= ICMP Router Discovery Protocol =

Protocol to discover routers

In computer networking, the ICMP Internet Router Discovery Protocol (IRDP), also called the Internet Router Discovery Protocol, is a protocol for computer hosts to discover the presence and location of routers on their IPv4 local area network. Router discovery is useful for accessing computer systems on other nonlocal area networks. The IRDP is defined by the IETF RFC 1256 standard, with the Internet Control Message Protocol (ICMP) upon which it is based defined in IETF RFC 792. IRDP eliminates the need to manually configure routing information.

== Router discovery messages ==

To enable router discovery, the IRDP defines two kinds of ICMP messages:

- The ICMP Router Solicitation message is sent from a computer host to any routers on the local area network to request that they advertise their presence on the network.
- The ICMP Router Advertisement message is sent by a router on the local area network to announce its IP address as available for routing.
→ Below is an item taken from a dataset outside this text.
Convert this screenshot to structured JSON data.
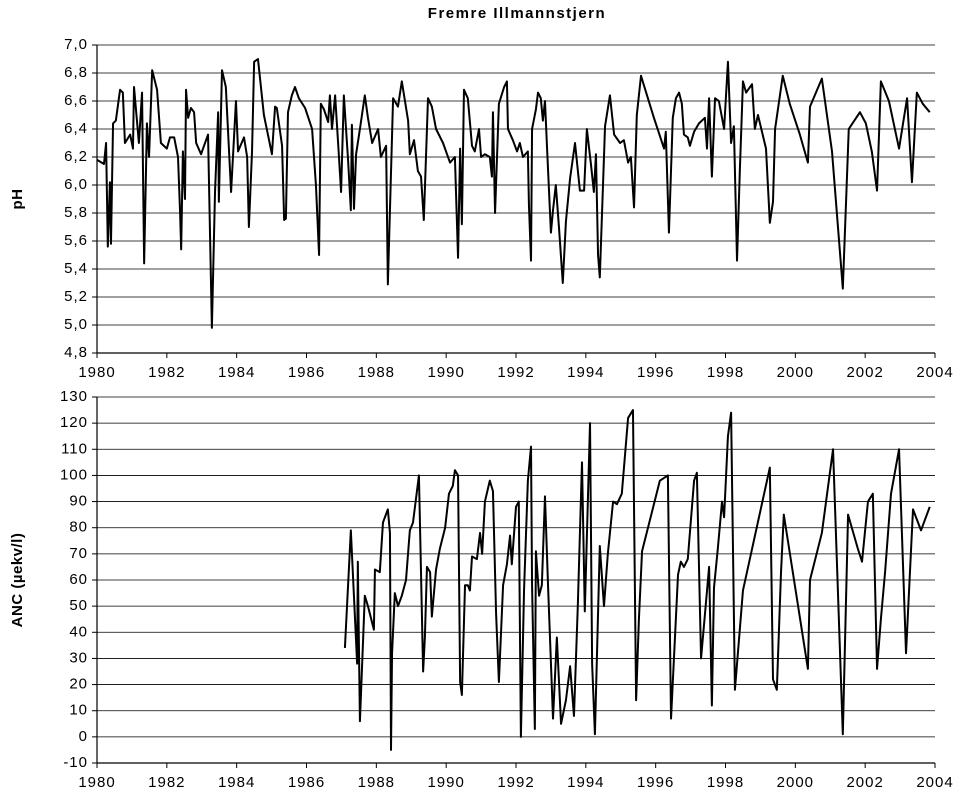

When a host boots up, it sends solicitation messages to the IP multicast address 224.0.0.2. In response, one or more routers may send advertisement messages. If there is more than one router, the host usually picks the first message it gets and adds that router to its routing table. Independently of a solicitation, a router may periodically send out advertisement messages. These messages are not considered a routing protocol, as they do not determine a routing path, just the presence of possible gateways.

== Extensions ==

The IRDP strategy has been used in the development of the IPv6 Neighbor Discovery Protocol. These use ICMPv6 messages, the IPv6 analog of ICMP messages. Neighbor discovery is governed by IETF standards RFC 4861 and RFC 4862.

IRDP plays an essential role in mobile networking through IETF standard RFC 3344. This is called MIPv4 Agent discovery.